Policy alignment: The EU and Japan agree to recognise each other’s certification systems for “renewable” and “low carbon” hydrogen by the end of 2027. Currently, the EU uses a Renewable Fuels of Non Biological Origin (RFNBO) label requiring strict additionality and temporal matching; Japan has a more flexible “clean hydrogen” certification that also allows nuclear powered electrolysis. Under the agreement, both parties will develop a “mutual equivalence” framework, which could allow hydrogen certified in Japan to count towards EU renewable energy targets, and vice versa, provided certain sustainability criteria are met.
Standardisation: The two sides will jointly propose international standards to the International Organization for Standardization (ISO) for hydrogen transport (especially liquefied hydrogen carriers), storage materials, and safety sensors.

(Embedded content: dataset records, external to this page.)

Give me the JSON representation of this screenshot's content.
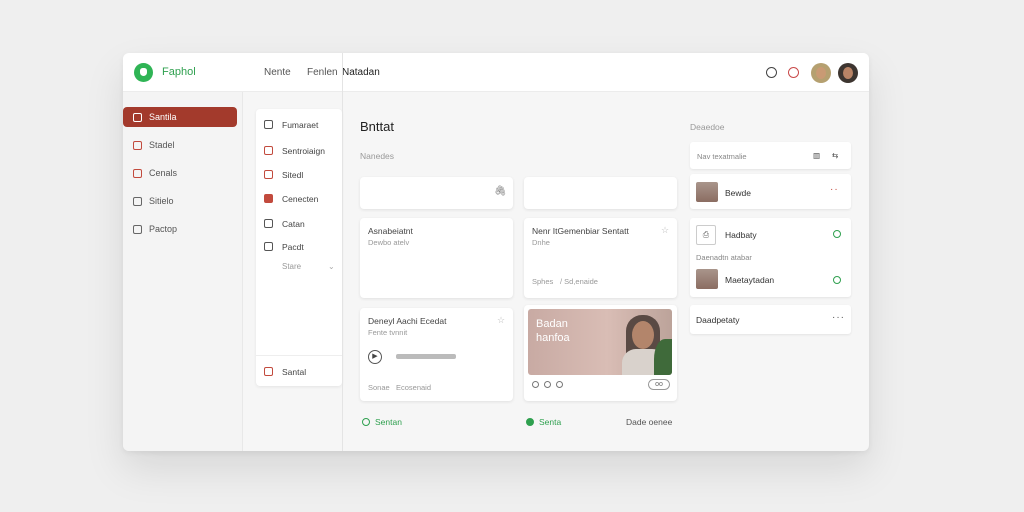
{
  "header": {
    "brand": "Faphol",
    "nav": [
      "Nente",
      "Fenlen",
      "Natadan"
    ]
  },
  "sidebar": {
    "items": [
      {
        "label": "Santila",
        "active": true
      },
      {
        "label": "Stadel"
      },
      {
        "label": "Cenals"
      },
      {
        "label": "Sitielo"
      },
      {
        "label": "Pactop"
      }
    ]
  },
  "subpanel": {
    "items": [
      {
        "label": "Fumaraet"
      },
      {
        "label": "Sentroiaign"
      },
      {
        "label": "Sitedl"
      },
      {
        "label": "Cenecten"
      },
      {
        "label": "Catan"
      },
      {
        "label": "Pacdt"
      }
    ],
    "more": "Stare",
    "footer": "Santal"
  },
  "main": {
    "title": "Bnttat",
    "subtitle": "Nanedes",
    "card1": {
      "title": "Asnabeiatnt",
      "sub": "Dewbo atelv"
    },
    "card2": {
      "title": "Nenr ItGemenbiar Sentatt",
      "sub1": "Dnhe",
      "sub2": "Sphes",
      "sub3": "/ Sd,enaide"
    },
    "card3": {
      "title": "Deneyl Aachi Ecedat",
      "sub1": "Fente tvnnit",
      "sub2": "Sonae",
      "sub3": "Ecosenaid"
    },
    "card4": {
      "photo_title1": "Badan",
      "photo_title2": "hanfoa",
      "pill": "oo"
    },
    "link1": "Sentan",
    "link2": "Senta",
    "link3": "Dade oenee"
  },
  "right": {
    "heading": "Deaedoe",
    "filter_label": "Nav texatmalie",
    "row1": "Bewde",
    "row2_title": "Hadbaty",
    "row2_sub": "Daenadtn atabar",
    "row3": "Maetaytadan",
    "row4": "Daadpetaty"
  }
}
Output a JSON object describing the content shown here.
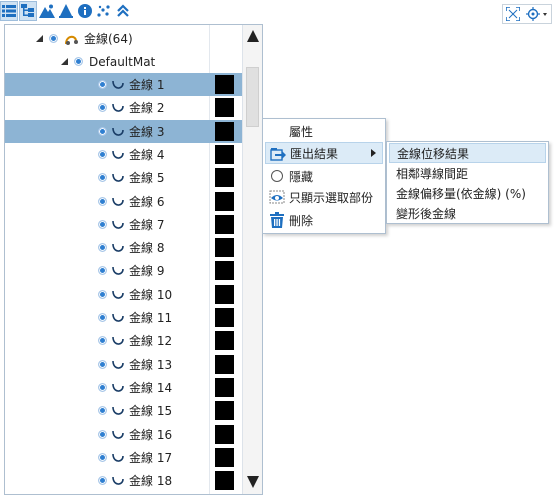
{
  "toolbar": {
    "buttons": [
      {
        "icon": "list-view-icon",
        "active": true
      },
      {
        "icon": "tree-structure-icon",
        "active": true
      },
      {
        "icon": "mountain-terrain-icon",
        "active": false
      },
      {
        "icon": "cone-icon",
        "active": false
      },
      {
        "icon": "info-icon",
        "active": false
      },
      {
        "icon": "scatter-points-icon",
        "active": false
      },
      {
        "icon": "collapse-up-icon",
        "active": false
      }
    ],
    "right_icons": [
      "fit-extents-icon",
      "target-dropdown-icon"
    ]
  },
  "tree": {
    "root_label": "金線(64)",
    "material_label": "DefaultMat",
    "items": [
      {
        "label": "金線 1",
        "selected": true,
        "color": "#000000"
      },
      {
        "label": "金線 2",
        "selected": false,
        "color": "#000000"
      },
      {
        "label": "金線 3",
        "selected": true,
        "color": "#000000"
      },
      {
        "label": "金線 4",
        "selected": false,
        "color": "#000000"
      },
      {
        "label": "金線 5",
        "selected": false,
        "color": "#000000"
      },
      {
        "label": "金線 6",
        "selected": false,
        "color": "#000000"
      },
      {
        "label": "金線 7",
        "selected": false,
        "color": "#000000"
      },
      {
        "label": "金線 8",
        "selected": false,
        "color": "#000000"
      },
      {
        "label": "金線 9",
        "selected": false,
        "color": "#000000"
      },
      {
        "label": "金線 10",
        "selected": false,
        "color": "#000000"
      },
      {
        "label": "金線 11",
        "selected": false,
        "color": "#000000"
      },
      {
        "label": "金線 12",
        "selected": false,
        "color": "#000000"
      },
      {
        "label": "金線 13",
        "selected": false,
        "color": "#000000"
      },
      {
        "label": "金線 14",
        "selected": false,
        "color": "#000000"
      },
      {
        "label": "金線 15",
        "selected": false,
        "color": "#000000"
      },
      {
        "label": "金線 16",
        "selected": false,
        "color": "#000000"
      },
      {
        "label": "金線 17",
        "selected": false,
        "color": "#000000"
      },
      {
        "label": "金線 18",
        "selected": false,
        "color": "#000000"
      }
    ]
  },
  "context_menu": {
    "items": [
      {
        "label": "屬性"
      },
      {
        "label": "匯出結果"
      },
      {
        "label": "隱藏"
      },
      {
        "label": "只顯示選取部份"
      },
      {
        "label": "刪除"
      }
    ]
  },
  "submenu": {
    "items": [
      {
        "label": "金線位移結果"
      },
      {
        "label": "相鄰導線間距"
      },
      {
        "label": "金線偏移量(依金線) (%)"
      },
      {
        "label": "變形後金線"
      }
    ]
  },
  "colors": {
    "selection": "#8db4d4",
    "menu_highlight": "#dcebf7",
    "radio": "#2f7fd1",
    "accent": "#1e6fc0"
  }
}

This is aimed at preventing divergent national standards from fragmenting the emerging global hydrogen market.
Joint R&D: A €300 million joint research programme (2027 2030) will focus on solid oxide electrolysis cells (SOEC) – which are 20% more efficient than conventional alkaline electrolysers – and on hydrogen compatible gas turbines for power generation. Two demonstration sites will be built: one in Fukushima (Japan) and one in Rotterdam (the Netherlands).
Market building: Japan has committed JPY 3 trillion (approx USD 19 billion) over 15 years to subsidise clean hydrogen production and offtake contracts. The EU will make its “European Hydrogen Bank” auctions accessible to Japanese backed projects in Europe and vice versa. The first joint auction for 200,000 tonnes of green hydrogen cross border supply is planned for late 2026.
The cooperation is widely seen as a strategic response to the US’s hydrogen tax credit (Section 45V) and China’s aggressive build out of electrolyser manufacturing capacity. Japan’s METI Minister stated: “We cannot afford a hydrogen ‘Cold War’ with competing standards. Cooperation between Japan and the EU can set a global benchmark.”